By SEAN DIETRICH
I wish I could give you a hug right now. I really do. I’d reach through this screen and squeeze you so firmly that your eardrums would pop.
I would hold you for a long time, too. I would hug you for five, ten or thirty minutes. Long enough for everything to start getting a little weird. Then I’d hug you some more.
Because people need hugs. We need them in a biological way.
Oh, sure, you probably think you’re doing all right in a hugless world. You think you’re surviving just fine without all that sappy Oprah Winfrey business. You’re tough. You’re self-sufficient. You’re smart. You’re intelligent. You drink V8.
But you’re wrong, pal. You need hugs. You need someone to embrace you, for your own health, and you need it right this moment.
You see, when two people hug, their hearts are squished together, only separated by inches of bone, adipose and muscle. During a hug, the two cardiac pumps actually start beating together like two kettle drums making perfect music.
Sort of like two violinists, playing Strauss. Or like two clarinetists in junior-high, playing “Somewhere Over The Rainbow” simultaneously, but in two very different keys.
You probably know this already, but hugs release a chemical in the brain called oxytocin, which is what most neurologists refer to as the body’s “Woodstock” hormone.
Oxytocin is a neurotransmitter that makes you feel, quite literally, loved. It is the body’s own love drug.
When you give or get a hug, your body is flooded with oxytocin, your “love” hormone levels go through the stratosphere. Your blood pressure goes down, your immune system improves and your mammary glands begin producing more milk. Which is nothing short of a miracle, especially if you’re male.
In short, a hug can save a person’s life.
When I was a boy, at our church there was a volunteer program called the Baby Savers. The idea was simple. Anyone could sign up to cuddle and hug premature babies in the neonatal intensive care unit at the local hospital.

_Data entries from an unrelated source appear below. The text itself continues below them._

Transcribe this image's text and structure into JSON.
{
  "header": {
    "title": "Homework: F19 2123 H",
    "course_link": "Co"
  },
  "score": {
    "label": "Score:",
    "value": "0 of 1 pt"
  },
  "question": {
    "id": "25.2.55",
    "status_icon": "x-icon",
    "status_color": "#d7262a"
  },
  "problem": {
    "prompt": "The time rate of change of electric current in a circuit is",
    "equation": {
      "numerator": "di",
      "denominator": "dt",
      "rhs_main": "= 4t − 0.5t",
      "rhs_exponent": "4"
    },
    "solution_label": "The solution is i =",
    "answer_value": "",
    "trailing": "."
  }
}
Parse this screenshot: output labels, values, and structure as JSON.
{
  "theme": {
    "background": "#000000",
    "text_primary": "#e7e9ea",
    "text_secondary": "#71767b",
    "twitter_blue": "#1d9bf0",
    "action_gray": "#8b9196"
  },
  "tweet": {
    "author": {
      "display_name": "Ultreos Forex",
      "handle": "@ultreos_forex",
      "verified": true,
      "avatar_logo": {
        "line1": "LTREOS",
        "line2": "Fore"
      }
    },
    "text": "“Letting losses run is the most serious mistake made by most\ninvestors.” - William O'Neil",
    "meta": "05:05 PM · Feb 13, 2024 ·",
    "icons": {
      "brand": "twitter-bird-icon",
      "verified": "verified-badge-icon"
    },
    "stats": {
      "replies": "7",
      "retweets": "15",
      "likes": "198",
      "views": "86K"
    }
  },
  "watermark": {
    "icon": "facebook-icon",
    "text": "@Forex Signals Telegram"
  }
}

Church ladies did this because cuddling was medically proven to improve a preemie’s chance of survival. Physical touch stimulates a newborn’s immune system, circulatory system, central nervous system and all the other systems. Simply put, babies who are not touched will die.
Well, there was this man in our church who I am going to call Clyde. That wasn’t his real name, Clyde isn’t anyone’s real name. Clyde was a large Black man with cotton white hair and a quiet disposition. In fact, he rarely spoke. Clyde’s wife did all his talking for him.
His wife was wonderful. Everyone loved her. She was an outgoing, animated woman, with a powerful voice. She sang soprano in the choir and could belt out hymns loud enough to crack the glass above the baptismal.
When Clyde’s wife died, he almost died with her. The poor man was a wreck. He was stuck inside his house for almost a year. He lost his job, his gumption and he became famously depressed.
People from the church would stop by his home to deliver cheese-laden casseroles, enormous dinners, and spend time with him. But truthfully, nothing could bring Clyde out of his funk.
That’s when my aunt added Clyde’s name to the Baby Savers sign-up sheet.
My aunt tells the story better than I do, but she recalls watching this six-foot-nine man, with shoulders wider than a Buick Roadmaster, walk into the NICU and lift a premature baby in his herculean hands.
Clyde sat in a rocking chair and cradled infants until the night shift nurses had to send him home. He was back the next morning even though he wasn’t on the schedule. He hugged babies again the following day, too. And the day after that.
My aunt says one afternoon Clyde started crying when he was holding a preemie. He started heaving and quivering so badly they had to take the baby from his arms.
Then, all the little-old-lady volunteers surrounded Clyde and group-hugged him until they practically smothered him. My aunt said she had never seen a grown man cry that hard before. She also said that hugging babies is what eventually brought the old man back to life.
Years later, I saw that man in a grocery store. He was stocking the shelves when he recognized me. The first thing he did was come at me with his arms open. It was a colossal hug.
We held each other in the middle of the supermarket and I was lost in his embrace. Clyde slapped my back and I slapped his, as Christmas music played over the intercom.
And, even if only for a moment, I felt the profound weight of love. Real love. Biologically transforming love. The same love that made this universe. The same love that is saving this selfish and tired human race, even as we speak.
Then I came directly home and wrote this.